Thursday, July 8, 2010

Glucosamine of No Help for Chronic Low Back Pain?

Back PainA newly reported clinical trial found that glucosamine was no better than a sugar pill for patients with chronic low back pain (LBP) and degenerative lumbar osteoarthritis (OA). During 6 months of therapy, glucosamine was comparable to placebo on measures of pain-related disability, low back and leg pain, and health-related quality of life, according to the report in the July 7, 2010 issue of the Journal of the American Medical Association (JAMA). However, both DID provide some benefits.

Glucosamine — a natural precursor of bone cartilage and made commercially from the exoskeletons of sea creatures — is widely used as a treatment for OA, despite controversial and conflicting evidence in the past for its benefits, and it is also increasingly taken by patients with LBP. Researchers in Norway investigated the effectiveness of 6-months of therapy with oral glucosamine sulfate (1,500 mg/day) compared with placebo in reducing pain-related disability in 250 patients >25 years of age with chronic LBP (for longer than 6 months) and degenerative lumbar OA. This was a well-designed randomized, controlled trial with adequate power (n=125/group) to detect any significant benefits of glucosamine.
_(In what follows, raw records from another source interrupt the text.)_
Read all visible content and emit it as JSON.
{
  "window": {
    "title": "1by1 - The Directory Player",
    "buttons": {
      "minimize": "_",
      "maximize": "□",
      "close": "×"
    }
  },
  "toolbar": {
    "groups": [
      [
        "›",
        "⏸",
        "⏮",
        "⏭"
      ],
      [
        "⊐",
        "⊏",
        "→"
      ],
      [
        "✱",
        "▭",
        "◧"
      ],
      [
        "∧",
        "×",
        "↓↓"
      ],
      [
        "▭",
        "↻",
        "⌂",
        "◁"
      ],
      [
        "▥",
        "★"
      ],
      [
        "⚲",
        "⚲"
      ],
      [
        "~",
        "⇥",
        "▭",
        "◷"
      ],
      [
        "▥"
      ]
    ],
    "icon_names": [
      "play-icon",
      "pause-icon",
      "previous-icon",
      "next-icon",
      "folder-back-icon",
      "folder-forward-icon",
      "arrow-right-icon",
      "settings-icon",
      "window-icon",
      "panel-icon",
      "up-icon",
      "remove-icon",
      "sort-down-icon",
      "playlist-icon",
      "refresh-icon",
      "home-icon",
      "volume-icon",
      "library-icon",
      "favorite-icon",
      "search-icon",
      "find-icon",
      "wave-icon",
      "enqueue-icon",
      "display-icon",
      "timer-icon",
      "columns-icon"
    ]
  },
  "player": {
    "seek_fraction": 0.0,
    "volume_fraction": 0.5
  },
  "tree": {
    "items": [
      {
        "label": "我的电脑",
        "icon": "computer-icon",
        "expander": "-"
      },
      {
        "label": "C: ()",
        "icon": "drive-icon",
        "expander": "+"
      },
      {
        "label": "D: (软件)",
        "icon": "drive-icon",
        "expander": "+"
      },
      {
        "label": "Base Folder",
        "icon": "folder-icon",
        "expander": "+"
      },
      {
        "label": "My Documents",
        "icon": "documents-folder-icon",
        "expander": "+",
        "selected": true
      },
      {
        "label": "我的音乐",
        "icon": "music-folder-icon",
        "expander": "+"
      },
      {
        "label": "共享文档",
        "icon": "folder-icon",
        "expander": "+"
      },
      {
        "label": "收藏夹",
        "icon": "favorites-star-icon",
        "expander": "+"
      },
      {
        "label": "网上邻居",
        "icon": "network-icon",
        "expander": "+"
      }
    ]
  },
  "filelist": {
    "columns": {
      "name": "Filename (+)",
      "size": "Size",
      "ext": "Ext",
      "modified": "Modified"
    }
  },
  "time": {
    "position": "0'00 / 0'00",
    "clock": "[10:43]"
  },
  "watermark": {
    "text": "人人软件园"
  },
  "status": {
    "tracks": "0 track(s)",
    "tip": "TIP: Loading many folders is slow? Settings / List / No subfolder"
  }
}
At the beginning of the trial, the average score on the Roland Morris Disability Questionnaire (RMDQ) was 9.2 for the glucosamine group and 9.7 for the placebo group. The 6-month average RMDQ score was 5.0 for both the glucosamine and placebo groups, and 1-year scores were 4.8 for the glucosamine group and 5.5 for the placebo group. No statistically significant differences between the two groups were observed at 6-months or at 1-year for the RMDQ, or for measures of back pain at rest and during activity, or in quality-of-life measures. Mild adverse events were reported in 40 patients in the glucosamine group and 46 patients in the placebo group, primarily self-limiting gastrointestinal symptoms or minor skin problems. There were only 4 discontinuations due to side effects among glucosamine users and 5 in the placebo group.

COMMENTARY: Based on these trial results it seems that glucosamine is well-tolerated and causes minimal toxicity, but the authors conclude that it appears unwise to recommend glucosamine to patients with chronic LBP and degenerative lumbar OA. A most interesting aspect of this trial, not commented on in the published report, is that while glucosamine was no better than placebo, BOTH glucosamine and placebo actually did confer comparable beneficial effects — eg, lowering RMDQ scores — at 6 months, which persisted at 1 year. If anything, this study is an excellent portrayal of the frustrations in treating nonspecific chronic back conditions and the powers of placebo in pain management, which we previously discussed [here]. However, there may have been a confounding effect in this study, since most subjects in both groups were using concomitant analgesics, other therapies, or both during the trial. Still, it would seem inappropriate, perhaps unethical, to recommend glucosamine for chronic back pain merely in anticipation that it would produce a beneficial placebo effect or somehow augment concomitant therapies.

Glucosamine is often paired with chondroitin, another agent that occurs naturally in the body. Chondroitin is believed to help keep cartilage healthy by absorbing fluid into the connective tissue, and it allegedly may block enzymes that break down cartilage and it may provide building blocks for the body to produce new cartilage. However, as with glucosamine, there have generally been unfavorable results in studies of chondroitin and/or the glucosamine-chondroitin combination for various musculoskeletal pain conditions — as we have previously noted in research UPDATES [here], [here], and [here] for example.

REFERENCE: Wilkens P, Scheel IB, Grundnes O, Hellum C, Storheim K. Effect of Glucosamine on Pain-Related Disability in Patients With Chronic Low Back Pain and Degenerative Lumbar Osteoarthritis: A Randomized Controlled Trial. JAMA. 2010;304(1):45-52 [abstract here].